JavaScript revolutionized this, bringing the developer feedback loop time back down to a few seconds. Andrew Paprocki's 2011 JSConf talk demonstrates this. https://www.youtube.com/watch?v=ODgs0eWAIKc

The main competing technology at the time was Lua which would probably have been a fine alternative. JS won. Four years later Node was released which took server-side JS to a mainstream audience and helped validate the choice. Ten years later saw the ES6 renaissance and the rise of JS as a credible language for application development. Now TypeScript takes it to the next level, enabling large robust systems to be efficiently built using JS.

I'm pleased we bet on JS.

2 comments

> The main competing technology at the time was Lua

The main competing technology for what exactly? I could easily think of 10 other server side choices off the top of my head from the 2005 time frame; like Java or C# to name a couple. Something is missing here.

Interpreted languages with no compile time it seems.
It wasn't an option back then, but now, if you wanted both a typed language and rapid code-build-run-debug for the server side, you could go even faster and simpler (snappy single-step compile to native executable) with Go. If you were starting now, would that work even better for you, or would other benefits of server-side JS outweigh the more complex toolchain and deployment?
One benefit of working with JS is that it was an easy transition to providing both client-side and server-side JS within the same application/project. Go would work on the server, but integrating it into a native MSVC Windows app, yet alone Chromium, would be... not fun.
This seems to imply something about the client side of your strategy that I wasn't aware of (but maybe I should have realized) that probably matters: that your clients will (almost?) all be Windows machines running the new-MS-strategy MSVC native apps written (at least partly) in JS, where "JS" on Windows now (as in Node) means Chromium specifically.

In a situation where you get to build the client all the way to the hardware, you're like Apple. You can probably get more advantage than most by matching client and server more deeply than the usual talk-to-the-API level. In your case, it sounds as though it's Microsoft's TS-in-Chromium spanning both.

Yes to Chromium, not so much for anything specifically MS-related. Using Chromium as a low-level GDI replacement lets you leverage higher-level constructs and work in web-space to implement rendering, and TS nicely spans between client-side Chromium and server-side V8.

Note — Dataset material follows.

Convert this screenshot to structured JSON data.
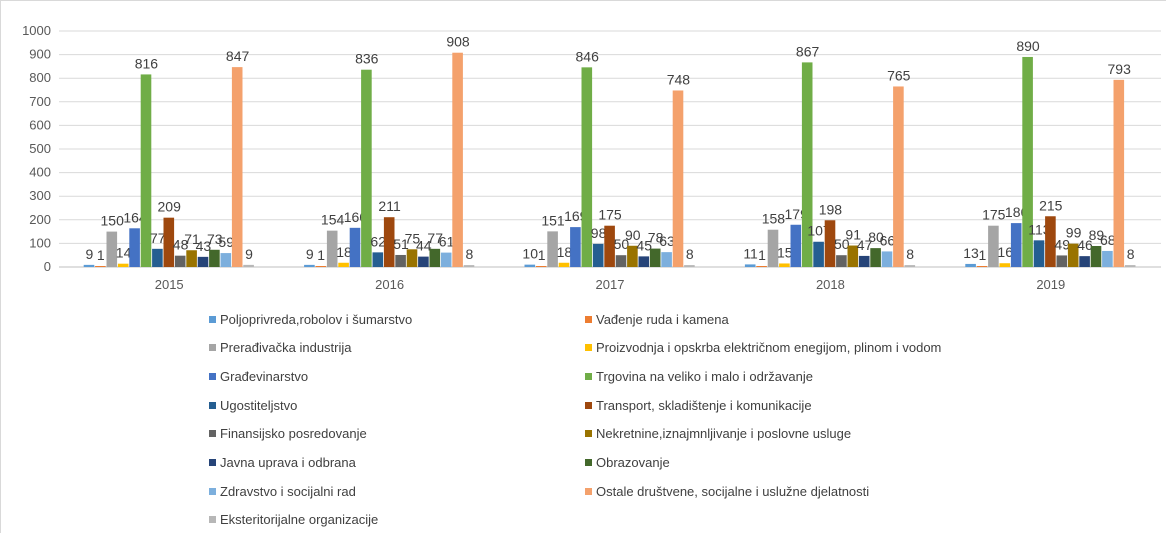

Note -- it doesn't need to be specifically Chromium or specifically Node. It just so happens that Node bet on V8 and Chromium is embeddable, so you can get even more leverage out of using the two together. (We actually also use TS with server-side Spidermonkey as well, so TS has definitely proven itself as a better way to interop at the tooling level across these different implementations.)

This all comes with a Titantic-iceberg-sized caveat, however. Keeping up with Chromium is difficult. Any embedder is not Google and embedded use cases are not the web. You can leverage all the collective work put into making the web work quickly, but you have to back it up with your own resources to leverage the source and make changes and contributions where necessary.[1] It's definitely a balancing act!